Break up Lengthy Explanations

Guides are more than lists. They are instructional tools, telling users not just where but how to do research, which often requires longer narrative or explanatory text. There is an inevitable tension between conflicting purposes: bulleted lists for quick findability, vs. sentences and paragraphs for explanation. Try to alternate modes: break up explanations with bullets, sub-headings, and other visual cues to group smaller "chunks" of information.

Sort Lists of Resources

As students tend to use the first resources listed, it is generally preferable to list them in order of importance rather than alphabetically.

Think about other ways to arrange the sources. For example: in order by importance or value, as you see it; from broad to narrow in subject scope; by date coverage; etc.

It is also desirable to keep lists of resources short – maybe to the top five key resources featured prominently. One may also consider breaking long lists of resources into different boxes based on similar content type.

Less is More!

Usability tests show that students are confused by excessive content. So, tabs, text, lists, number of pages and boxes should be kept to a minimum. 

There's no magic number, but if you have more than 7 or 8 resources in a single content box you should think about how it can divided into more than one box. 

Strive for usability, not comprehensiveness.

Avoid Feedback Tools

For the most part student comments, ratings, recommendations should be avoided. Students are seeking advice from experts not from other students.

Describe Unclear Resources

Names of resources whose subject area is not clear, e.g. JSTOR, Francis, PAIS, MLA, CIAO should always have brief descriptions added to them to indicate the type of content.

Database Descriptions

Avoid describing the database asset using the default scope note from the vendor. Often this type of text is wordy and full of jargon.
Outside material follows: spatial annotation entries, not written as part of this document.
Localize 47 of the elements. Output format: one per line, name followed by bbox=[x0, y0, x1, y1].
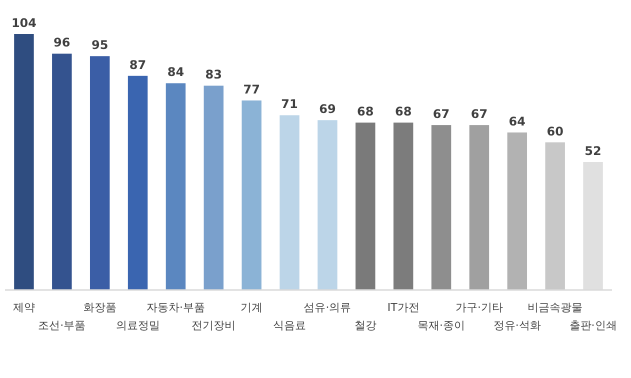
data-label: 104 bbox=[11, 16, 36, 30]
x-tick-label: 가구·기타 bbox=[455, 301, 503, 314]
bar bbox=[14, 34, 34, 290]
data-label: 69 bbox=[319, 102, 336, 116]
data-label: 84 bbox=[167, 65, 184, 80]
x-tick-label: 목재·종이 bbox=[418, 319, 466, 332]
x-tick-label: 자동차·부품 bbox=[146, 301, 205, 314]
data-label: 68 bbox=[394, 104, 412, 119]
x-tick-label: 기계 bbox=[240, 301, 263, 314]
bar bbox=[393, 122, 414, 290]
x-tick-label: 화장품 bbox=[83, 301, 116, 314]
x-tick-label: IT가전 bbox=[387, 301, 420, 314]
x-tick-label: 전기장비 bbox=[192, 319, 236, 332]
x-tick-label: 섬유·의류 bbox=[304, 301, 352, 314]
data-label: 96 bbox=[54, 36, 70, 50]
bar bbox=[52, 54, 72, 290]
bar bbox=[242, 100, 262, 290]
bar bbox=[318, 120, 338, 290]
bar bbox=[469, 125, 490, 290]
bar bbox=[90, 56, 110, 290]
bar bbox=[166, 83, 186, 290]
x-tick-label: 출판·인쇄 bbox=[569, 319, 617, 332]
x-tick-label: 비금속광물 bbox=[528, 301, 583, 314]
data-label: 87 bbox=[129, 58, 146, 72]
data-label: 83 bbox=[205, 68, 222, 82]
x-tick-label: 제약 bbox=[12, 301, 35, 314]
bar bbox=[545, 142, 565, 290]
x-tick-label: 철강 bbox=[354, 319, 376, 332]
data-label: 68 bbox=[357, 104, 374, 119]
x-tick-label: 정유·석화 bbox=[493, 319, 541, 332]
bar bbox=[280, 115, 300, 290]
bar bbox=[204, 86, 224, 290]
x-tick-label: 의료정밀 bbox=[116, 319, 160, 332]
data-label: 64 bbox=[508, 114, 526, 128]
x-tick-label: 식음료 bbox=[273, 319, 306, 332]
data-label: 60 bbox=[546, 124, 564, 138]
data-label: 52 bbox=[584, 144, 602, 158]
data-label: 77 bbox=[243, 82, 260, 96]
data-label: 67 bbox=[432, 107, 450, 122]
bar bbox=[431, 125, 452, 290]
bar bbox=[128, 76, 148, 290]
x-tick-label: 조선·부품 bbox=[38, 319, 86, 332]
data-label: 67 bbox=[470, 107, 488, 122]
data-label: 95 bbox=[91, 38, 108, 52]
bar bbox=[507, 132, 528, 290]
data-label: 71 bbox=[281, 97, 298, 112]
bar bbox=[356, 122, 376, 290]
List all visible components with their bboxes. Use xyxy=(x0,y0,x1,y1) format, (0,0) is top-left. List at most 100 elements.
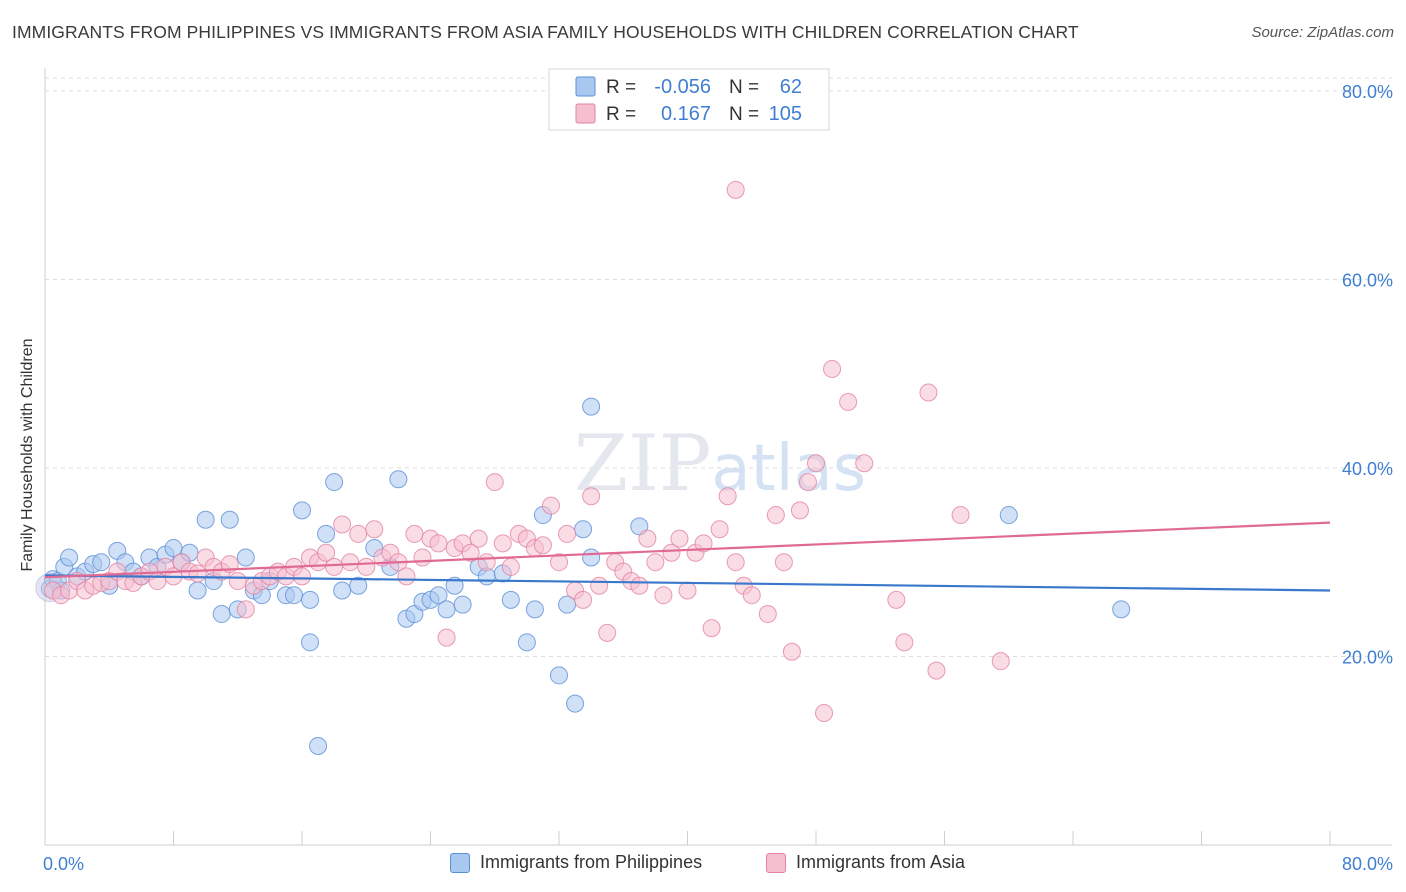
scatter-point xyxy=(349,524,368,543)
scatter-point xyxy=(991,652,1010,671)
legend-item-philippines[interactable]: Immigrants from Philippines xyxy=(450,852,702,873)
scatter-point xyxy=(550,666,568,685)
scatter-point xyxy=(493,534,512,553)
legend-label-asia: Immigrants from Asia xyxy=(796,852,966,872)
scatter-point xyxy=(951,506,970,525)
scatter-point xyxy=(742,586,761,605)
scatter-point xyxy=(333,581,352,600)
scatter-point xyxy=(598,623,617,642)
scatter-point xyxy=(590,576,609,595)
scatter-point xyxy=(485,473,504,492)
scatter-point xyxy=(823,359,842,378)
legend-n-value: 62 xyxy=(780,76,802,98)
scatter-point xyxy=(574,590,593,609)
scatter-point xyxy=(646,553,665,572)
scatter-point xyxy=(582,548,601,567)
scatter-point xyxy=(582,397,601,416)
axes xyxy=(44,68,1392,846)
scatter-point xyxy=(429,534,448,553)
scatter-point xyxy=(188,581,207,600)
scatter-point xyxy=(726,180,745,199)
scatter-point xyxy=(815,704,834,723)
tick-labels: 20.0% 40.0% 60.0% 80.0% 0.0% 80.0% xyxy=(43,82,1393,874)
legend-r-label: R = xyxy=(606,77,636,98)
scatter-point xyxy=(405,524,424,543)
scatter-point xyxy=(541,496,560,515)
scatter-point xyxy=(469,529,488,548)
scatter-point xyxy=(758,605,777,624)
scatter-point xyxy=(726,553,745,572)
scatter-point xyxy=(365,520,384,539)
scatter-point xyxy=(1112,600,1131,619)
scatter-point xyxy=(558,524,577,543)
scatter-point xyxy=(437,628,456,647)
scatter-point xyxy=(550,553,568,572)
scatter-point xyxy=(790,501,809,520)
legend-n-label: N = xyxy=(729,77,759,98)
legend-swatch xyxy=(575,103,596,124)
scatter-point xyxy=(574,520,593,539)
legend-n-value: 105 xyxy=(769,103,802,125)
legend-r-label: R = xyxy=(606,104,636,125)
scatter-point xyxy=(349,576,368,595)
scatter-point xyxy=(670,529,689,548)
legend-box xyxy=(548,68,830,131)
scatter-point xyxy=(413,548,432,567)
legend-bottom: Immigrants from Philippines Immigrants f… xyxy=(0,852,1406,878)
scatter-point xyxy=(301,590,320,609)
source-label: Source: ZipAtlas.com xyxy=(1251,24,1394,41)
scatter-point xyxy=(887,590,906,609)
scatter-point xyxy=(325,557,344,576)
scatter-point xyxy=(702,619,721,638)
scatter-point xyxy=(236,548,255,567)
scatter-point xyxy=(533,536,552,555)
scatter-point xyxy=(855,454,874,473)
scatter-point xyxy=(60,548,79,567)
x-tick-label-right: 80.0% xyxy=(1342,854,1393,874)
scatter-point xyxy=(782,642,801,661)
y-tick-label: 40.0% xyxy=(1342,459,1393,479)
scatter-point xyxy=(807,454,825,473)
scatter-point xyxy=(766,506,785,525)
scatter-point xyxy=(501,557,520,576)
scatter-point xyxy=(284,586,303,605)
scatter-point xyxy=(220,510,239,529)
scatter-point xyxy=(228,572,247,591)
scatter-point xyxy=(341,553,360,572)
scatter-point xyxy=(188,564,207,583)
scatter-point xyxy=(662,543,681,562)
scatter-point xyxy=(397,567,416,586)
scatter-point xyxy=(718,487,737,506)
y-tick-label: 20.0% xyxy=(1342,647,1393,667)
trend-lines xyxy=(44,521,1331,592)
scatter-point xyxy=(927,661,946,680)
scatter-point xyxy=(630,576,649,595)
legend-swatch xyxy=(575,76,596,97)
scatter-point xyxy=(694,534,713,553)
scatter-point xyxy=(301,633,320,652)
scatter-point xyxy=(517,633,536,652)
scatter-point xyxy=(710,520,729,539)
scatter-point xyxy=(453,595,472,614)
scatter-point xyxy=(654,586,673,605)
scatter-point xyxy=(919,383,938,402)
scatter-point xyxy=(429,586,448,605)
scatter-point xyxy=(445,576,464,595)
scatter-point xyxy=(638,529,657,548)
scatter-point xyxy=(895,633,914,652)
scatter-point xyxy=(333,515,352,534)
legend-swatch-asia xyxy=(766,852,786,873)
scatter-point xyxy=(293,567,311,586)
scatter-point xyxy=(309,737,328,756)
scatter-point xyxy=(293,501,311,520)
y-tick-label: 60.0% xyxy=(1342,270,1393,290)
legend-item-asia[interactable]: Immigrants from Asia xyxy=(766,852,965,873)
legend-r-value: 0.167 xyxy=(661,103,711,125)
watermark-atlas: atlas xyxy=(711,432,866,506)
scatter-point xyxy=(357,557,376,576)
scatter-point xyxy=(317,543,336,562)
legend-n-label: N = xyxy=(729,104,759,125)
scatter-point xyxy=(999,506,1018,525)
scatter-point xyxy=(798,473,817,492)
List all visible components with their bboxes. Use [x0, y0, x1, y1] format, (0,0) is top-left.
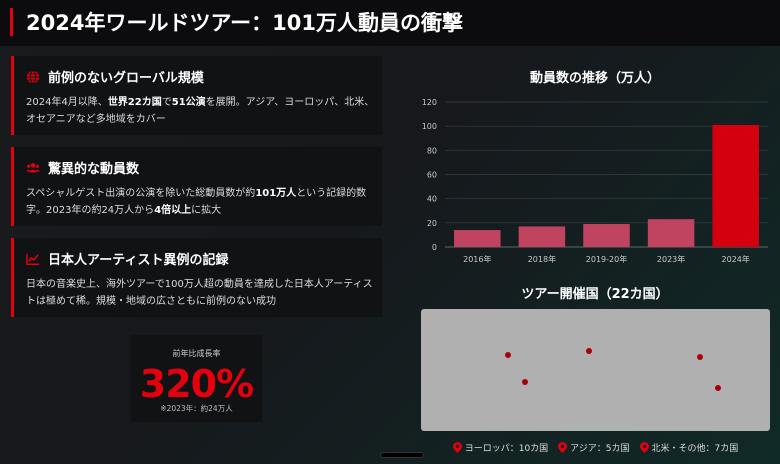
body-highlight: 51公演 — [171, 97, 206, 108]
legend-item-europe: ヨーロッパ：10カ国 — [452, 441, 549, 454]
y-tick-label: 80 — [427, 146, 437, 155]
body-text: 2024年4月以降、 — [26, 97, 108, 108]
growth-label: 前年比成長率 — [172, 349, 221, 358]
map-marker — [586, 348, 592, 354]
card-global-scale: 前例のないグローバル規模 2024年4月以降、世界22カ国で51公演を展開。アジ… — [11, 56, 382, 135]
title-bar: 2024年ワールドツアー：101万人動員の衝撃 — [0, 0, 780, 46]
card-body: 日本の音楽史上、海外ツアーで100万人超の動員を達成した日本人アーティストは極め… — [26, 276, 378, 310]
scroll-handle[interactable] — [380, 452, 424, 458]
map-marker — [697, 354, 703, 360]
x-tick-label: 2019-20年 — [586, 254, 627, 264]
globe-icon — [26, 69, 40, 84]
body-text: という記録的数字。2023年の約24万人から — [26, 188, 367, 216]
y-tick-label: 40 — [427, 195, 437, 204]
body-highlight: 4倍以上 — [154, 205, 192, 216]
bar — [518, 226, 566, 247]
legend-item-north-america: 北米・その他：7カ国 — [639, 441, 739, 454]
card-body: スペシャルゲスト出演の公演を除いた総動員数が約101万人という記録的数字。202… — [26, 185, 378, 219]
body-text: で — [161, 97, 172, 108]
legend-label: ヨーロッパ：10カ国 — [464, 444, 549, 454]
x-tick-label: 2016年 — [463, 254, 491, 264]
bar — [454, 230, 501, 247]
x-tick-label: 2023年 — [657, 254, 685, 264]
growth-value: 320% — [139, 362, 254, 406]
legend-label: 北米・その他：7カ国 — [651, 444, 739, 454]
growth-note: ※2023年：約24万人 — [160, 404, 233, 413]
map-pin-icon — [558, 442, 568, 453]
tour-map — [421, 309, 770, 431]
y-tick-label: 100 — [422, 122, 437, 131]
legend-item-asia: アジア：5カ国 — [558, 441, 630, 454]
card-record: 日本人アーティスト異例の記録 日本の音楽史上、海外ツアーで100万人超の動員を達… — [11, 238, 382, 317]
body-highlight: 世界22カ国 — [107, 97, 162, 108]
y-tick-label: 0 — [432, 243, 437, 252]
map-pin-icon — [639, 442, 649, 453]
x-tick-label: 2024年 — [722, 254, 750, 264]
body-text: に拡大 — [191, 205, 222, 216]
card-title: 日本人アーティスト異例の記録 — [48, 253, 229, 268]
card-header: 前例のないグローバル規模 — [26, 67, 204, 86]
card-title: 前例のないグローバル規模 — [48, 71, 204, 86]
map-marker — [505, 352, 511, 358]
card-header: 驚異的な動員数 — [26, 158, 139, 177]
y-tick-label: 120 — [422, 98, 437, 107]
map-pin-icon — [452, 442, 462, 453]
x-tick-label: 2018年 — [528, 254, 556, 264]
users-icon — [26, 162, 40, 172]
bar — [712, 124, 759, 247]
body-text: 日本の音楽史上、海外ツアーで100万人超の動員を達成した日本人アーティストは極め… — [26, 279, 373, 307]
body-highlight: 101万人 — [255, 188, 297, 199]
map-title: ツアー開催国（22カ国） — [521, 287, 669, 302]
y-tick-label: 20 — [427, 219, 437, 228]
map-marker — [522, 379, 528, 385]
legend-label: アジア：5カ国 — [570, 444, 630, 454]
map-legend: ヨーロッパ：10カ国 アジア：5カ国 北米・その他：7カ国 — [421, 441, 770, 454]
card-header: 日本人アーティスト異例の記録 — [26, 249, 228, 268]
page-title: 2024年ワールドツアー：101万人動員の衝撃 — [26, 11, 464, 35]
chart-title: 動員数の推移（万人） — [529, 71, 660, 86]
card-attendance: 驚異的な動員数 スペシャルゲスト出演の公演を除いた総動員数が約101万人という記… — [11, 147, 382, 226]
card-body: 2024年4月以降、世界22カ国で51公演を展開。アジア、ヨーロッパ、北米、オセ… — [26, 94, 378, 128]
body-text: を展開。アジア、ヨーロッパ、北米、オセアニアなど多地域をカバー — [26, 97, 375, 125]
body-text: スペシャルゲスト出演の公演を除いた総動員数が約 — [26, 188, 256, 199]
chart-line-icon — [26, 253, 40, 265]
title-accent-bar — [10, 8, 13, 36]
bar — [583, 224, 630, 247]
map-marker — [715, 385, 721, 391]
card-title: 驚異的な動員数 — [48, 162, 140, 177]
attendance-bar-chart: 0 20 40 60 80 100 120 2016年 2018年 2019-20年 2023年 20… — [422, 98, 768, 264]
bar — [647, 219, 695, 247]
growth-stat-card: 前年比成長率 320% ※2023年：約24万人 — [131, 335, 262, 422]
y-tick-label: 60 — [427, 171, 437, 180]
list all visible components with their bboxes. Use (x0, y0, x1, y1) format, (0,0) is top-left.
Aim for clear language with just a few sentences so the reader can scan the description quickly.

Also consider how the database description will read when reused on other guides. Subject specific acronyms and abbreviations may confuse readers who are unfamiliar with the subject.

Minimize Print Resource Lists

Screenshot of the Add-Reorder menu where the option for 'Book from the Catalog' can be found

Use the Book from the Catalog feature to highlight print resources. 

Yet, keep mentions of print resources to a minimum. The best resource may be print. However, long lists of resources inaccessible via the web will frustrate or confuse most users.